Moi, je ne le sais pas, si vous n’en savez rien.

aaba bbab – T15

Les Grecs, pour honorer une de leurs Vénus, — 1869 (26)

Albert MératL’idole

Avant-dernier sonnet

Les Grecs, pour honorer une de leurs Vénus,
Inscrivaient Callipyge au socle de la pierre,
Ils aimaient, par amour de la grande matière,
La vérité des corps harmonieux et nus.

Je ne crois pas aux sots faussement ingénus
A qui l’éclat du beau fait baisser la paupière;
Je veux voir et nommer la forme tout entière
Qui n’a point de détails honteux ou mal venus.

C’est pourquoi je vous loue, ô blancheurs, ô merveilles,
A ces autres beautés égales et pareilles,
Que l’art même, hésitant, tremble de composer;

Superbes dans le cadre indigne de la chambre,
L’amoureuse nature a, d’un divin baiser,
Sur votre neige aussi mis deux fossettes d’ambre.

Q15 – T14 – banv

La vie est un sonnet triste et funambulesque — 1869 (25)

Gabriel Marc Soleils d’octobre

La vie humaine

La vie est un sonnet triste et funambulesque
Dont le premier quatrain est seul d’or & d’azur.
Jusqu’à vingt ans, les bois sont verts, le ciel est pur,
Et l’on marche à travers un pays romanesque.

Puis, la scène devient froide, brumeuse et presque
Funèbre.
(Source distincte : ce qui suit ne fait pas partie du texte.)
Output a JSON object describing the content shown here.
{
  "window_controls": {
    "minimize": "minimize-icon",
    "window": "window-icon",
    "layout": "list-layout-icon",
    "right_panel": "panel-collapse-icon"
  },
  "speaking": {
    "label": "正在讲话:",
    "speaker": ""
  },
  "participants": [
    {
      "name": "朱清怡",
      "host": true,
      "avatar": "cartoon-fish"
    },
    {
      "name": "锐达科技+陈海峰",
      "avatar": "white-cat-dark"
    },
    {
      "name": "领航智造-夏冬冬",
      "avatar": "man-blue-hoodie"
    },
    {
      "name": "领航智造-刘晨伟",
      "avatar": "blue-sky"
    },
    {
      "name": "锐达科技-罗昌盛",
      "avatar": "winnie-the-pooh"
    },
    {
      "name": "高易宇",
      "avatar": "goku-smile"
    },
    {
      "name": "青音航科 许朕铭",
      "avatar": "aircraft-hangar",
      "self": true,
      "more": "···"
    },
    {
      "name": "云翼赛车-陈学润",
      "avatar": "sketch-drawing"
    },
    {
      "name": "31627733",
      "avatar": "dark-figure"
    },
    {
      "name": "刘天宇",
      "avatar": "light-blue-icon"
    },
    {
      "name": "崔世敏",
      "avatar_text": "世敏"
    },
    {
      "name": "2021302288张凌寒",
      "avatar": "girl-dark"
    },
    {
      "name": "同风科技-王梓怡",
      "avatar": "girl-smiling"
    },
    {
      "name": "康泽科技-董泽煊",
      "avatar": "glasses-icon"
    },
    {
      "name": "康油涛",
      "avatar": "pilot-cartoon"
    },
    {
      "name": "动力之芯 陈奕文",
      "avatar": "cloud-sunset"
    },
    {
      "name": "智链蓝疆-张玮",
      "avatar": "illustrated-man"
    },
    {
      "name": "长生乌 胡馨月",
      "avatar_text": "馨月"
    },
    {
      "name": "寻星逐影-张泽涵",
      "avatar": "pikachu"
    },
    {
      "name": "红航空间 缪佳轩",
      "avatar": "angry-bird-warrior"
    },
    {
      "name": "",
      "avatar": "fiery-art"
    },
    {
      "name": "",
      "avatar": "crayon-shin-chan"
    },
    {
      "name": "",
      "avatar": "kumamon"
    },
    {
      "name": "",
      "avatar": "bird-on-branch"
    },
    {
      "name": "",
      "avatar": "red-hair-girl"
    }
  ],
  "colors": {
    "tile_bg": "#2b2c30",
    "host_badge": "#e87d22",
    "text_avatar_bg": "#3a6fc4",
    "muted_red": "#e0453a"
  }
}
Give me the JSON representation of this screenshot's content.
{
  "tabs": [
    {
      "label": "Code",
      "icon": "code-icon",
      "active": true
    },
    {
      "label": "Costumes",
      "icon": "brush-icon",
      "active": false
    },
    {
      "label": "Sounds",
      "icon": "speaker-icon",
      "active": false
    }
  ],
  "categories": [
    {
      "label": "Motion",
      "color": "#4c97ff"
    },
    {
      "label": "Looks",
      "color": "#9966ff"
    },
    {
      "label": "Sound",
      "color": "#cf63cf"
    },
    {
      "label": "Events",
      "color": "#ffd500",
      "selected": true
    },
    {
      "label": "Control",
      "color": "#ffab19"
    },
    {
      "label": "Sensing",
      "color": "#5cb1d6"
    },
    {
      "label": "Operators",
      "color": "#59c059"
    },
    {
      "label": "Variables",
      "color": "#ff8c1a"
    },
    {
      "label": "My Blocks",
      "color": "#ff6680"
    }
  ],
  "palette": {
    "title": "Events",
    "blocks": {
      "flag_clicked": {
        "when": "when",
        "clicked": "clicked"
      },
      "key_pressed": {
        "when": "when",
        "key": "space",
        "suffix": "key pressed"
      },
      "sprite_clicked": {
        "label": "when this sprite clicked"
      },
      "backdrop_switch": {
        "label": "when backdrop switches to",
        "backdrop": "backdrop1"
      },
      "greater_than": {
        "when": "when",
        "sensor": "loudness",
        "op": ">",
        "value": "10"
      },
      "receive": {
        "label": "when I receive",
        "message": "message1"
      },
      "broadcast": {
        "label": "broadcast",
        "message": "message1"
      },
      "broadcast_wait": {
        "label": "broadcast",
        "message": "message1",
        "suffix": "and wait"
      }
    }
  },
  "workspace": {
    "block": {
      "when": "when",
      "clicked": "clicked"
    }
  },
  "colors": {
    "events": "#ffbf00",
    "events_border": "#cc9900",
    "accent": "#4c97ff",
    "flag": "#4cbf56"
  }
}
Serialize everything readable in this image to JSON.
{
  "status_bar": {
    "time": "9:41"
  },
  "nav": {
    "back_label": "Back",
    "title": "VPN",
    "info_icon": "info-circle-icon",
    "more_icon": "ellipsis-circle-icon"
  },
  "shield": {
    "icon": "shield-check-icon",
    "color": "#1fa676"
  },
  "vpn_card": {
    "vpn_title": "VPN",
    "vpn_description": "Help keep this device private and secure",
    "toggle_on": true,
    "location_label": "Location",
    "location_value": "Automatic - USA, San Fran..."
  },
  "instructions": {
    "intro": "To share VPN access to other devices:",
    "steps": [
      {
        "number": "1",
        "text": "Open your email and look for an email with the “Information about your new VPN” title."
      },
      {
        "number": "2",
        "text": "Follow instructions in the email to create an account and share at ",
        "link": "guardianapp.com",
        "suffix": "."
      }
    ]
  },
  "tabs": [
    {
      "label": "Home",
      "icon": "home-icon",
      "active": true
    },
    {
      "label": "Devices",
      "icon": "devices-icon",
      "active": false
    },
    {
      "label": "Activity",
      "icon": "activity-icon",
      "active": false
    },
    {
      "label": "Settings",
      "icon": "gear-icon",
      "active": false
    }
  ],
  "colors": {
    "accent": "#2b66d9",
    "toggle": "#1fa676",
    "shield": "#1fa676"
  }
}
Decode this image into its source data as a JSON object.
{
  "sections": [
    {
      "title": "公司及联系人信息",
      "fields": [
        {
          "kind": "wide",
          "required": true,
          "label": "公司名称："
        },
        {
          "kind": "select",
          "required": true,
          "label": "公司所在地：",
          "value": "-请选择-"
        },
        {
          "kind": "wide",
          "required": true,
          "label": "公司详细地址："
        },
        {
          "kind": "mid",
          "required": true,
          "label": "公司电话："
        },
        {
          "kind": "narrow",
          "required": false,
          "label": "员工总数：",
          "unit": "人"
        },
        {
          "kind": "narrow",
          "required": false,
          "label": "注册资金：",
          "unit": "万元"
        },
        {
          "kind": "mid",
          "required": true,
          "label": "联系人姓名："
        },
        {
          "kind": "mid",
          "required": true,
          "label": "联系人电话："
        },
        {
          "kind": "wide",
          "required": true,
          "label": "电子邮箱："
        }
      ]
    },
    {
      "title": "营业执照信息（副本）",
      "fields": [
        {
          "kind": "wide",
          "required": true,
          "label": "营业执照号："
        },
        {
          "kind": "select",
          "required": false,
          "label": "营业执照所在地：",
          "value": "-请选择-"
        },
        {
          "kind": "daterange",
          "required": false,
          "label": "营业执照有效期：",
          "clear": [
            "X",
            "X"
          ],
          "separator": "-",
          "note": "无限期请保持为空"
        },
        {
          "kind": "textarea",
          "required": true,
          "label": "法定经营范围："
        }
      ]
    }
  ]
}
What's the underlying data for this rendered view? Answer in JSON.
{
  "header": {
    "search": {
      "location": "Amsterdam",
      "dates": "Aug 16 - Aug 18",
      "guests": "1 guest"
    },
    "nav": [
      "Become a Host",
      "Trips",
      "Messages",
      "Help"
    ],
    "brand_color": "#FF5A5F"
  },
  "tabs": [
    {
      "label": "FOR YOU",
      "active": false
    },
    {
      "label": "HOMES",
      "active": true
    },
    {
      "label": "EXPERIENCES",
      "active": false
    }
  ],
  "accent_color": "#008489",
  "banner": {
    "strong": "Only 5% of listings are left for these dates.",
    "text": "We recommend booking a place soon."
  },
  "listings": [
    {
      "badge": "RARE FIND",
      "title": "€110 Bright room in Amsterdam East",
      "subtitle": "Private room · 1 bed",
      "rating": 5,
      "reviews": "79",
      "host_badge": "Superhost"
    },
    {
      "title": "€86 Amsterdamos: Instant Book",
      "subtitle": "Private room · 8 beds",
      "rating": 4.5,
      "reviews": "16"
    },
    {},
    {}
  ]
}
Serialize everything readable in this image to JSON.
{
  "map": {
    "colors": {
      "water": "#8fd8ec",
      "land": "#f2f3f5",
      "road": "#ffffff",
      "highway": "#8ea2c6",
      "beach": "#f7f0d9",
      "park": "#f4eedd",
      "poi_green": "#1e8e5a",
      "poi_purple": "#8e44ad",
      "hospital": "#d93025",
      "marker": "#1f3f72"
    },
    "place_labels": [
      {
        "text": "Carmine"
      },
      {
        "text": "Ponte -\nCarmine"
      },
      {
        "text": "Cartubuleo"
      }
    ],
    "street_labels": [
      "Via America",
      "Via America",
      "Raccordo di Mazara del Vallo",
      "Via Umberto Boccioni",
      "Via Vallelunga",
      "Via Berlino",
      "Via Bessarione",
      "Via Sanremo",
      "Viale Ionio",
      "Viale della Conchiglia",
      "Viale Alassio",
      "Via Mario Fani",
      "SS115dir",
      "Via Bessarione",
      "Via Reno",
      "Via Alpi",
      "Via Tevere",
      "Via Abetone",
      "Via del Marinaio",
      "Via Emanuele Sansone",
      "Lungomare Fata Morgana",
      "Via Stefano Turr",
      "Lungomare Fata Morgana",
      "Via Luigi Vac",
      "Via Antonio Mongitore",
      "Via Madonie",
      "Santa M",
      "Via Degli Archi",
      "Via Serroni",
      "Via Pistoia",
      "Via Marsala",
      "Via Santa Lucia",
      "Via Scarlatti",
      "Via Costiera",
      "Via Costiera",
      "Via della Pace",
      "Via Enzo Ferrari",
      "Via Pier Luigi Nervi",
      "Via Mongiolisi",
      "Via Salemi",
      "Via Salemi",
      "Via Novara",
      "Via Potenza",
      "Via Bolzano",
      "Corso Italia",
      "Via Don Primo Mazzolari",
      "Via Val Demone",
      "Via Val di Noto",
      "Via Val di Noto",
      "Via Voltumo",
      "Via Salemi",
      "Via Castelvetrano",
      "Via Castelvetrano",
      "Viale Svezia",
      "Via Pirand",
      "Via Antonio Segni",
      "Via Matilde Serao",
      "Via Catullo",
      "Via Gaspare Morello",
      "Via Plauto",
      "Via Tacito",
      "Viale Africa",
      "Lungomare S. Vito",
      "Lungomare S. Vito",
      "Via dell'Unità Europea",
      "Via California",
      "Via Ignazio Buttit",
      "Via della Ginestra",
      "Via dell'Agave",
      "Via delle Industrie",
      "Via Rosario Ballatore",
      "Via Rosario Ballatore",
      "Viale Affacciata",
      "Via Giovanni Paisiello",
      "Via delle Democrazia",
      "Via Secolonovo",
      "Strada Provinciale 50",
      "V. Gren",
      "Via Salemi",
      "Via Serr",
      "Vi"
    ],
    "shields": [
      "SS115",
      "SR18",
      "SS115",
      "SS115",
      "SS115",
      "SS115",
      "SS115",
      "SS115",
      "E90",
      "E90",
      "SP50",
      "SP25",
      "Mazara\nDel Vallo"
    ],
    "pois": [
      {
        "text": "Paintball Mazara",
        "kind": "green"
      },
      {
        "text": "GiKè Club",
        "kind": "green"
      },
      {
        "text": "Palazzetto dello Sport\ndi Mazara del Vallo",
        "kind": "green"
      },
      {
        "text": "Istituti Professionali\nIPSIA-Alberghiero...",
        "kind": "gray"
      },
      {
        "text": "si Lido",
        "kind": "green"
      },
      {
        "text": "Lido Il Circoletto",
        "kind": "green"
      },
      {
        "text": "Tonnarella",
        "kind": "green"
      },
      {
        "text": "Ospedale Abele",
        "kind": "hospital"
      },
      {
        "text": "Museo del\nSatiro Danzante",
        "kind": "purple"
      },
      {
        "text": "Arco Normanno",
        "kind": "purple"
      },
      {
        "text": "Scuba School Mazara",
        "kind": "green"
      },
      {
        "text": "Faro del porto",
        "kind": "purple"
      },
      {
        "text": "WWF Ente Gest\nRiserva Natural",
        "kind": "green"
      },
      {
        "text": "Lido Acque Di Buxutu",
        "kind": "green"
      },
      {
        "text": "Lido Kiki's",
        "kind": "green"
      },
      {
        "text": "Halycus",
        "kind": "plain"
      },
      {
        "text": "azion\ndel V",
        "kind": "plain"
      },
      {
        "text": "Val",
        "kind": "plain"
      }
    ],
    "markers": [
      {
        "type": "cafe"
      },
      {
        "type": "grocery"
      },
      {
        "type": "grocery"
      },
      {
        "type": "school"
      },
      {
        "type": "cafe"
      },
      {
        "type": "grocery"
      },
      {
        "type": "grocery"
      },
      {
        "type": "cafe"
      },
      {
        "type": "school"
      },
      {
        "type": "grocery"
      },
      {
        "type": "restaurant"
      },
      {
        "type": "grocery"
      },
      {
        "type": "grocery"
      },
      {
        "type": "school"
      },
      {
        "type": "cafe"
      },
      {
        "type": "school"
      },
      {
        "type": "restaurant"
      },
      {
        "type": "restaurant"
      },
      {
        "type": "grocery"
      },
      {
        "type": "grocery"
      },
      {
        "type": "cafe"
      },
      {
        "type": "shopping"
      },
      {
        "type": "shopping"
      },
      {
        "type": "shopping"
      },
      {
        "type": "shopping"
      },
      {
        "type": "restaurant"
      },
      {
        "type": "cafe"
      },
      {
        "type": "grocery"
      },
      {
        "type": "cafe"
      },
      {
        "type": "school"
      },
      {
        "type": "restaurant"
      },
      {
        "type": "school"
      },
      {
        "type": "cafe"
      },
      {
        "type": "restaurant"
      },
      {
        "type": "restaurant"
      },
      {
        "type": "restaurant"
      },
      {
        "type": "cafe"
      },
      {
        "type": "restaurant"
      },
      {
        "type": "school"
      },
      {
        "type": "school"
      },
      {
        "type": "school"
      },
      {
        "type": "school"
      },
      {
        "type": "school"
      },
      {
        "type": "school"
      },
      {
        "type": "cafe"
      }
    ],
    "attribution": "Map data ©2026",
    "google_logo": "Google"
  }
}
Il faut lutter dans un dédale obscur,
Et jouer, pour manger un pain amer & dur,
Des farces d’histrions sous un masque grotesque.

Au milieu des soucis, des remords, des douleurs,
Noirs récifs dans la mer insondable des pleurs,
L’homme navigue ainsi jusqu’à son dernier lustre.

Et le sonnet soumis à l’inflexible sort,
Qu’on soit prince, bandit, pâtre ou poète illustre,
S’achève par ce mot épouvantable: Mort.

Q15 – T14 – banv

Quand on revient de Rome où le grave libraire, — 1869 (24)

Louis Veuillot

Les Salis

Quand on revient de Rome où le grave libraire,
Dans son réduit tout plein d’augustes vétustés,
Tient en si grand mépris l’article Nouveautés,
Paris étonne fort en sa mode contraire.

Comme masques hardis, vêtus de couleur claire,
Les volumes du jour grouillent de tous côtés ;
Et la vitre et le mur, et les journaux crottés
Invitent le public à les écouter braire.

Quel affreux carnaval d’histrions avilis !
Quels titres ! quel français ! La majesté romaine
Croirait, les approuvant, approuver des délits.

Nous l’entendons, pour nous, de façon plus humaine :
Sans nul tourment d’esprit, nous voyons sur la scène,
Ignoble et vomissant, le chœur de ces Salis.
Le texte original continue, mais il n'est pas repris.